[Train] Decouple device-related modules and add Huawei NPU support to Ray Train
Why are these changes needed?
We are looking to expand the hardware support range of Ray Train by incorporating Huawei Ascend NPU support.
However, as the number of hardware types increases, scattered and device-specific modifications have been made to the code, which can impact future compatibility and maintainability.
To address this, we have extracted the device-related modules from Ray Train and consolidated them into the accelerator_utils. This allows for greater independence among the device-specific code, resulting in improved maintainability.
Related issue number
Checks
- [ ] I've signed off every commit(by using the -s flag, i.e.,
git commit -s) in this PR. - [ ] I've run
scripts/format.shto lint the changes in this PR. - [ ] I've included any doc changes needed for https://docs.ray.io/en/master/.
- [ ] I've added any new APIs to the API Reference. For example, if I added a
method in Tune, I've added it in
doc/source/tune/api/under the corresponding.rstfile.

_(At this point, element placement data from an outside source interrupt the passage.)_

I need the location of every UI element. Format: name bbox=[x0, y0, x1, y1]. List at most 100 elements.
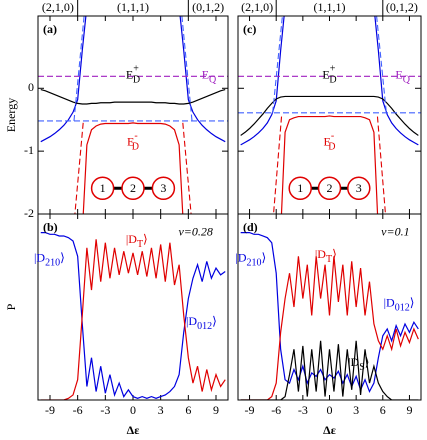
x-tick-label: 6 bbox=[185, 403, 191, 417]
annotation-sub: 012 bbox=[197, 321, 212, 332]
x-tick-label: -3 bbox=[298, 403, 308, 417]
annotation-base: E bbox=[324, 134, 331, 148]
annotation-sup: + bbox=[330, 64, 336, 75]
annotation-sub: D bbox=[133, 75, 140, 86]
plot-area bbox=[38, 16, 228, 214]
series-line bbox=[40, 239, 226, 400]
y-tick-label: -1 bbox=[24, 143, 34, 157]
region-label: (1,1,1) bbox=[314, 0, 346, 14]
series-line bbox=[40, 232, 226, 399]
x-tick-label: -3 bbox=[100, 403, 110, 417]
annotation: EQ bbox=[202, 67, 217, 86]
annotation: E-D bbox=[324, 131, 336, 153]
chain-site-label: 3 bbox=[356, 181, 362, 195]
series-line bbox=[82, 122, 184, 214]
x-tick-label: -6 bbox=[271, 403, 281, 417]
series-line bbox=[40, 16, 226, 143]
x-tick-label: 9 bbox=[406, 403, 412, 417]
annotation-sup: - bbox=[134, 131, 137, 142]
series-line bbox=[240, 232, 419, 394]
annotation-base: v=0.1 bbox=[381, 224, 409, 238]
series-line bbox=[74, 122, 84, 214]
panel-label: (b) bbox=[43, 220, 58, 234]
series-line bbox=[240, 340, 419, 400]
x-tick-label: -9 bbox=[45, 403, 55, 417]
annotation: |D210⟩ bbox=[235, 250, 266, 269]
panel-label: (d) bbox=[243, 220, 258, 234]
annotation-sub: 210 bbox=[247, 258, 262, 269]
annotation-sub: D bbox=[132, 142, 139, 153]
annotation-sub: T bbox=[326, 254, 332, 265]
series-line bbox=[240, 95, 419, 136]
series-line bbox=[272, 116, 283, 214]
annotation: |D210⟩ bbox=[34, 250, 65, 269]
annotation-sub: Q bbox=[209, 75, 217, 86]
x-axis-label: Δε bbox=[127, 423, 140, 437]
annotation: |D012⟩ bbox=[186, 314, 217, 333]
series-line bbox=[240, 16, 419, 146]
annotation-sub: S bbox=[359, 362, 365, 373]
chain-site-label: 3 bbox=[160, 181, 166, 195]
annotation: |D012⟩ bbox=[384, 295, 415, 314]
chain-site bbox=[288, 176, 312, 201]
chain-site-label: 2 bbox=[130, 181, 136, 195]
chain-site-label: 1 bbox=[297, 181, 303, 195]
annotation-base: |D bbox=[34, 250, 45, 264]
annotation-base: |D bbox=[384, 295, 395, 309]
series-line bbox=[376, 116, 387, 214]
annotation: |DS⟩ bbox=[348, 355, 369, 374]
x-tick-label: 0 bbox=[130, 403, 136, 417]
annotation-end: ⟩ bbox=[262, 250, 267, 264]
region-label: (0,1,2) bbox=[386, 0, 418, 14]
series-line bbox=[280, 115, 379, 214]
annotation-end: ⟩ bbox=[212, 314, 217, 328]
chain-site-label: 1 bbox=[100, 181, 106, 195]
panel-frame bbox=[237, 213, 422, 401]
x-tick-label: -6 bbox=[73, 403, 83, 417]
series-line bbox=[40, 88, 226, 105]
annotation: EQ bbox=[395, 67, 410, 86]
chain-site-label: 2 bbox=[327, 181, 333, 195]
annotation-end: ⟩ bbox=[332, 247, 337, 261]
chain-site bbox=[90, 176, 115, 201]
x-tick-label: -9 bbox=[245, 403, 255, 417]
series-line bbox=[240, 256, 419, 400]
annotation: E-D bbox=[127, 131, 139, 153]
annotation-sub: D bbox=[329, 75, 336, 86]
y-tick-label: 0 bbox=[28, 80, 34, 94]
x-tick-label: 6 bbox=[380, 403, 386, 417]
annotation-base: E bbox=[202, 67, 209, 81]
annotation-base: |D bbox=[186, 314, 197, 328]
y-axis-label: P bbox=[4, 303, 18, 310]
annotation-sup: - bbox=[331, 131, 334, 142]
annotation-end: ⟩ bbox=[410, 295, 415, 309]
region-label: (2,1,0) bbox=[241, 0, 273, 14]
y-tick-label: -2 bbox=[24, 206, 34, 220]
series-line bbox=[272, 16, 283, 113]
x-tick-label: 0 bbox=[327, 403, 333, 417]
annotation: |DT⟩ bbox=[126, 232, 148, 251]
annotation-base: |D bbox=[315, 247, 326, 261]
panel-label: (c) bbox=[243, 22, 256, 36]
annotation-base: E bbox=[395, 67, 402, 81]
x-axis-label: Δε bbox=[323, 423, 336, 437]
plot-area bbox=[238, 16, 421, 214]
annotation-end: ⟩ bbox=[365, 355, 370, 369]
annotation-base: |D bbox=[235, 250, 246, 264]
plot-area bbox=[240, 232, 419, 400]
annotation-end: ⟩ bbox=[60, 250, 65, 264]
chain-site bbox=[317, 176, 342, 201]
chain-site bbox=[121, 176, 145, 201]
panel-frame bbox=[37, 213, 229, 401]
region-label: (0,1,2) bbox=[192, 0, 224, 14]
annotation-base: E bbox=[126, 67, 133, 81]
series-line bbox=[376, 16, 387, 113]
annotation-base: E bbox=[322, 67, 329, 81]
annotation: |DT⟩ bbox=[315, 247, 337, 266]
annotation: v=0.1 bbox=[381, 224, 409, 238]
annotation-sub: 012 bbox=[395, 303, 410, 314]
annotation-base: |D bbox=[348, 355, 359, 369]
annotation: E+ D bbox=[126, 64, 140, 86]
annotation: v=0.28 bbox=[178, 224, 212, 238]
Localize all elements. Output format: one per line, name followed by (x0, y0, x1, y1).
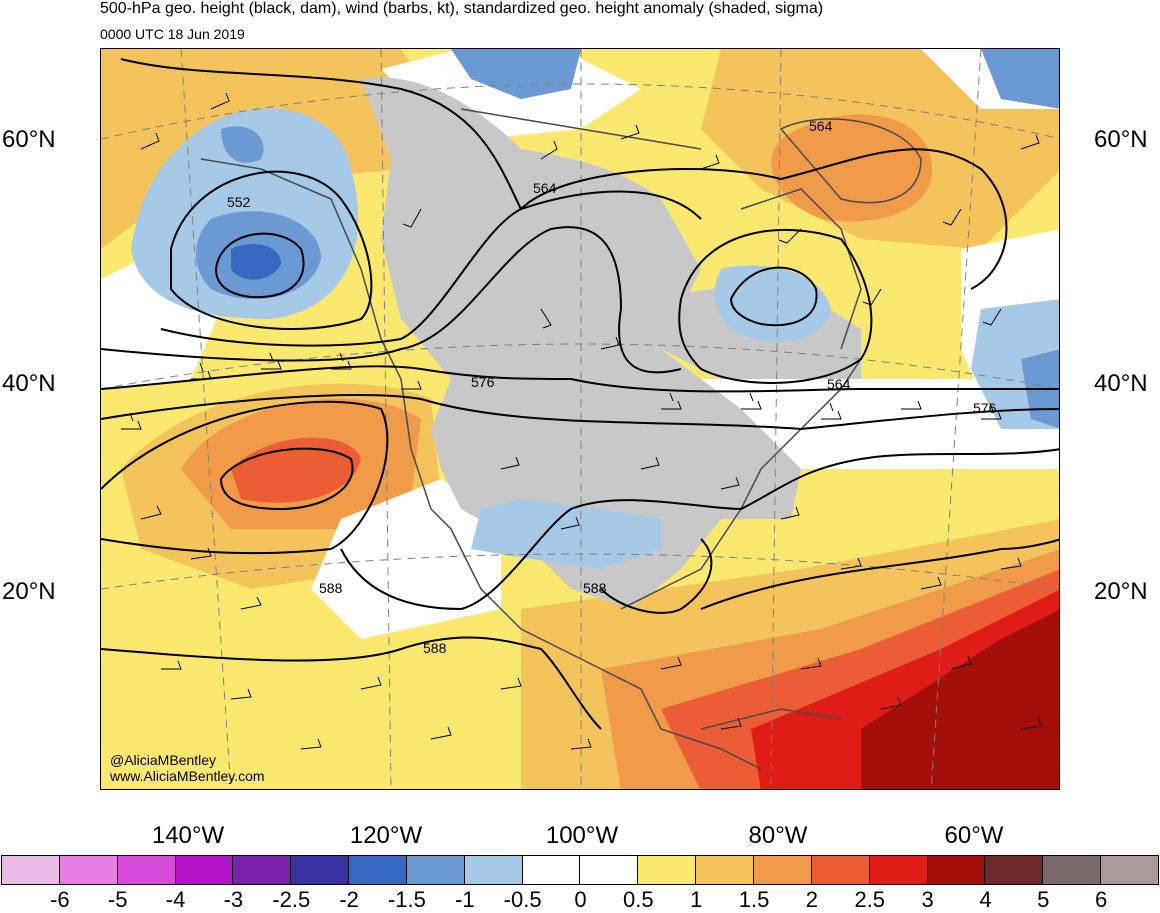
colorbar-tick-label: -6 (50, 887, 70, 912)
contour-labels: 552 564 564 564 576 576 588 588 588 (227, 118, 997, 656)
lon-label-140w: 140°W (151, 822, 225, 849)
coastlines (200, 108, 922, 770)
contour-label-588b: 588 (583, 580, 607, 596)
colorbar-tick-label: 4 (979, 887, 992, 912)
colorbar-cell (290, 855, 350, 885)
colorbar-tick-label: 0.5 (623, 887, 654, 912)
colorbar-tick-label: 1.5 (738, 887, 770, 912)
contour-label-564b: 564 (809, 118, 833, 134)
map-title: 500-hPa geo. height (black, dam), wind (… (100, 0, 824, 17)
colorbar-cell (1042, 855, 1102, 885)
credit-twitter: @AliciaMBentley (110, 752, 217, 768)
colorbar-cell (1, 855, 60, 885)
map-subtitle: 0000 UTC 18 Jun 2019 (100, 26, 245, 42)
colorbar-cell (637, 855, 697, 885)
colorbar-cell (58, 855, 118, 885)
colorbar-tick-label: -3 (223, 887, 244, 912)
contour-label-564a: 564 (533, 180, 557, 196)
colorbar-cell (695, 855, 754, 885)
credit-website: www.AliciaMBentley.com (110, 768, 265, 784)
colorbar-tick-label: -5 (107, 887, 128, 912)
colorbar-tick-label: -0.5 (503, 887, 542, 912)
colorbar-tick-label: -4 (165, 887, 186, 912)
colorbar-tick-label: -1 (455, 887, 475, 912)
colorbar-cell (174, 855, 234, 885)
contour-label-576b: 576 (973, 400, 997, 416)
colorbar-tick-label: 3 (921, 887, 934, 912)
wind-barbs (121, 92, 1042, 750)
lat-label-left-40: 40°N (2, 370, 56, 397)
colorbar-cell (116, 855, 176, 885)
colorbar-tick-label: -1.5 (387, 887, 426, 912)
colorbar-cell (232, 855, 292, 885)
colorbar-cell (868, 855, 928, 885)
colorbar-tick-label: 2.5 (854, 887, 886, 912)
colorbar-cell (579, 855, 639, 885)
contour-label-552: 552 (227, 194, 251, 210)
colorbar-tick-label: 2 (805, 887, 819, 912)
colorbar-tick-label: 5 (1037, 887, 1050, 912)
colorbar-cell (405, 855, 465, 885)
contour-label-588c: 588 (423, 640, 447, 656)
colorbar-tick-label: 0 (574, 887, 587, 912)
lon-label-100w: 100°W (545, 822, 619, 849)
colorbar-tick-label: -2.5 (272, 887, 311, 912)
colorbar-tick-label: 6 (1095, 887, 1108, 912)
height-contours (101, 58, 1059, 730)
colorbar-cell (984, 855, 1044, 885)
colorbar-cell (521, 855, 581, 885)
lon-label-120w: 120°W (349, 822, 423, 849)
colorbar-tick-label: 1 (690, 887, 703, 912)
weather-map: 552 564 564 564 576 576 588 588 588 (100, 48, 1060, 790)
contour-label-576a: 576 (471, 374, 495, 390)
colorbar-cell (752, 855, 812, 885)
colorbar-cell (810, 855, 870, 885)
lat-label-right-20: 20°N (1094, 578, 1148, 605)
colorbar-cell (348, 855, 407, 885)
contour-label-588a: 588 (319, 580, 343, 596)
lon-label-60w: 60°W (944, 822, 1004, 849)
lon-label-80w: 80°W (748, 822, 808, 849)
colorbar-cell (463, 855, 523, 885)
colorbar (1, 855, 1159, 885)
lat-label-left-60: 60°N (2, 126, 56, 153)
colorbar-cell (1100, 855, 1159, 885)
colorbar-cell (926, 855, 986, 885)
map-canvas: 552 564 564 564 576 576 588 588 588 (101, 49, 1059, 789)
colorbar-tick-label: -2 (339, 887, 359, 912)
lat-label-left-20: 20°N (2, 578, 56, 605)
lat-label-right-60: 60°N (1094, 126, 1148, 153)
contour-label-564c: 564 (827, 376, 851, 392)
lat-label-right-40: 40°N (1094, 370, 1148, 397)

- [ ] I've added any new APIs to the API Reference. For example, if I added a
method in Tune, I've added it in
- [ ] I've made sure the tests are passing. Note that there might be a few flaky tests, see the recent failures at https://flakey-tests.ray.io/
- Testing Strategy
- [ ] Unit tests
- [ ] Release tests
- [ ] This PR is not tested :(
This is our plan to enhance the support for third-party devices in Ray Train, which will also contribute to expanding device compatibility in Rllib. Looking forward to receiving your feedback @woshiyyya . Kindly invite developers working with HPU, NPU, and AMD GPUs to stay informed and engaged with these updates. @kira-lin @matthewdeng @vickytsang @nemo9cby @Bye-legumes
Thanks for the contribution! We'll review it soon:)

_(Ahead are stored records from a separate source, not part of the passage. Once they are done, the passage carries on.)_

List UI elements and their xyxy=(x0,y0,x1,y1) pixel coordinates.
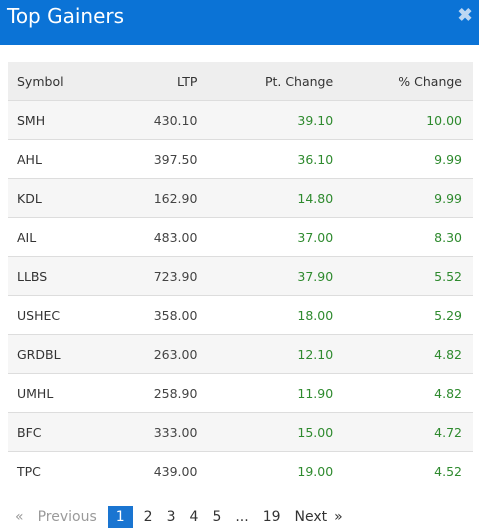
pagination: « Previous 1 2 3 4 5 ... 19 Next » xyxy=(8,506,350,528)
table-row[interactable]: SMH 430.10 39.10 10.00 xyxy=(8,100,473,140)
pct-change-cell: 10.00 xyxy=(344,100,473,140)
pt-change-cell: 14.80 xyxy=(208,178,345,218)
table-row[interactable]: TPC 439.00 19.00 4.52 xyxy=(8,451,473,490)
table-row[interactable]: AHL 397.50 36.10 9.99 xyxy=(8,139,473,179)
pt-change-cell: 19.00 xyxy=(208,451,345,490)
close-icon[interactable]: ✖ xyxy=(457,5,473,25)
pct-change-cell: 4.82 xyxy=(344,373,473,413)
column-header-pt-change[interactable]: Pt. Change xyxy=(208,62,345,101)
symbol-cell[interactable]: KDL xyxy=(8,178,111,218)
ltp-cell: 483.00 xyxy=(110,217,209,257)
table-row[interactable]: BFC 333.00 15.00 4.72 xyxy=(8,412,473,452)
pt-change-cell: 18.00 xyxy=(208,295,345,335)
symbol-cell[interactable]: AIL xyxy=(8,217,111,257)
pct-change-cell: 5.52 xyxy=(344,256,473,296)
table-header-row: Symbol LTP Pt. Change % Change xyxy=(8,62,473,101)
page-link-2[interactable]: 2 xyxy=(143,509,153,525)
page-link-4[interactable]: 4 xyxy=(189,509,199,525)
table-row[interactable]: KDL 162.90 14.80 9.99 xyxy=(8,178,473,218)
modal-title: Top Gainers xyxy=(7,4,125,28)
table-row[interactable]: USHEC 358.00 18.00 5.29 xyxy=(8,295,473,335)
column-header-pct-change[interactable]: % Change xyxy=(344,62,473,101)
pt-change-cell: 39.10 xyxy=(208,100,345,140)
ltp-cell: 358.00 xyxy=(110,295,209,335)
table-row[interactable]: UMHL 258.90 11.90 4.82 xyxy=(8,373,473,413)
modal-header: Top Gainers ✖ xyxy=(0,0,479,45)
pct-change-cell: 4.52 xyxy=(344,451,473,490)
pagination-ellipsis: ... xyxy=(235,509,249,525)
symbol-cell[interactable]: SMH xyxy=(8,100,111,140)
page-link-5[interactable]: 5 xyxy=(212,509,222,525)
table-row[interactable]: AIL 483.00 37.00 8.30 xyxy=(8,217,473,257)
pt-change-cell: 37.00 xyxy=(208,217,345,257)
ltp-cell: 397.50 xyxy=(110,139,209,179)
symbol-cell[interactable]: UMHL xyxy=(8,373,111,413)
column-header-ltp[interactable]: LTP xyxy=(110,62,209,101)
pt-change-cell: 15.00 xyxy=(208,412,345,452)
ltp-cell: 439.00 xyxy=(110,451,209,490)
previous-page-link[interactable]: Previous xyxy=(37,509,97,525)
prev-arrow-icon[interactable]: « xyxy=(15,509,24,525)
symbol-cell[interactable]: TPC xyxy=(8,451,111,490)
ltp-cell: 333.00 xyxy=(110,412,209,452)
symbol-cell[interactable]: LLBS xyxy=(8,256,111,296)
pt-change-cell: 36.10 xyxy=(208,139,345,179)
pct-change-cell: 8.30 xyxy=(344,217,473,257)
gainers-table: Symbol LTP Pt. Change % Change SMH 430.10… xyxy=(8,62,473,490)
page-link-1[interactable]: 1 xyxy=(107,506,133,528)
pt-change-cell: 11.90 xyxy=(208,373,345,413)
ltp-cell: 723.90 xyxy=(110,256,209,296)
next-arrow-icon[interactable]: » xyxy=(334,509,343,525)
table-row[interactable]: GRDBL 263.00 12.10 4.82 xyxy=(8,334,473,374)
symbol-cell[interactable]: AHL xyxy=(8,139,111,179)
column-header-symbol[interactable]: Symbol xyxy=(8,62,111,101)
page-link-19[interactable]: 19 xyxy=(262,509,281,525)
ltp-cell: 430.10 xyxy=(110,100,209,140)
pt-change-cell: 37.90 xyxy=(208,256,345,296)
symbol-cell[interactable]: BFC xyxy=(8,412,111,452)
pct-change-cell: 4.72 xyxy=(344,412,473,452)
ltp-cell: 263.00 xyxy=(110,334,209,374)
pt-change-cell: 12.10 xyxy=(208,334,345,374)
symbol-cell[interactable]: USHEC xyxy=(8,295,111,335)
pct-change-cell: 9.99 xyxy=(344,139,473,179)
pct-change-cell: 5.29 xyxy=(344,295,473,335)
table-row[interactable]: LLBS 723.90 37.90 5.52 xyxy=(8,256,473,296)
next-page-link[interactable]: Next xyxy=(294,509,328,525)
pct-change-cell: 4.82 xyxy=(344,334,473,374)
symbol-cell[interactable]: GRDBL xyxy=(8,334,111,374)
pct-change-cell: 9.99 xyxy=(344,178,473,218)
page-link-3[interactable]: 3 xyxy=(166,509,176,525)
ltp-cell: 258.90 xyxy=(110,373,209,413)
ltp-cell: 162.90 xyxy=(110,178,209,218)
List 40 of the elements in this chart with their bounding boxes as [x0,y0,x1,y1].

Hi @woshiyyya, may I ask if the modifications made above have met your expectations? If you have any other concerns, we would be happy to provide further information.
@liuxsh9 Sure! will take another look these days!
@woshiyyya can you follow up? im marking it as p2 for now @liuxsh9 as not seeing any users blocked on this; do tell me if wrong though and we can juggle priority here.
Hi @anyscalesam @liuxsh9 , This PR involves major changes to Ray Train equipment management, which needs to be fully tested to ensure stability. We will discuss with Train team for the next steps and give an update soon.
@woshiyyya This looks like a nice accelerator abstraction , and we plan to refactor the Intel GPU backend as well . A modification PR would be following this . Thanks for the design implementation: @liuxsh9
@liuxsh9 thanks for the update! I left some more comments.
Also, @harborn @kira-lin can you help review the HPU part of this PR? Thank you!
@woshiyyya Thanks for the review! We've addressed the feedback and made changes. Please take another look.
Thanks for the review! We have made the following major adjustments:
- Carefully controlled the scope of
DeviceManager, eliminating unnecessary abstractions and parameter passing. - Reviewed and cleaned up unnecessary functions.
- Added unit tests.
Please take a look. @justinvyu
Starting a release test sanity check here: https://buildkite.com/ray-project/release/builds/21289
Hi @woshiyyya , I think I've addressed all the concerns you raised in previous review. However, the PR is blocked on your approval. Could you please take another look and let me know if everything looks good now?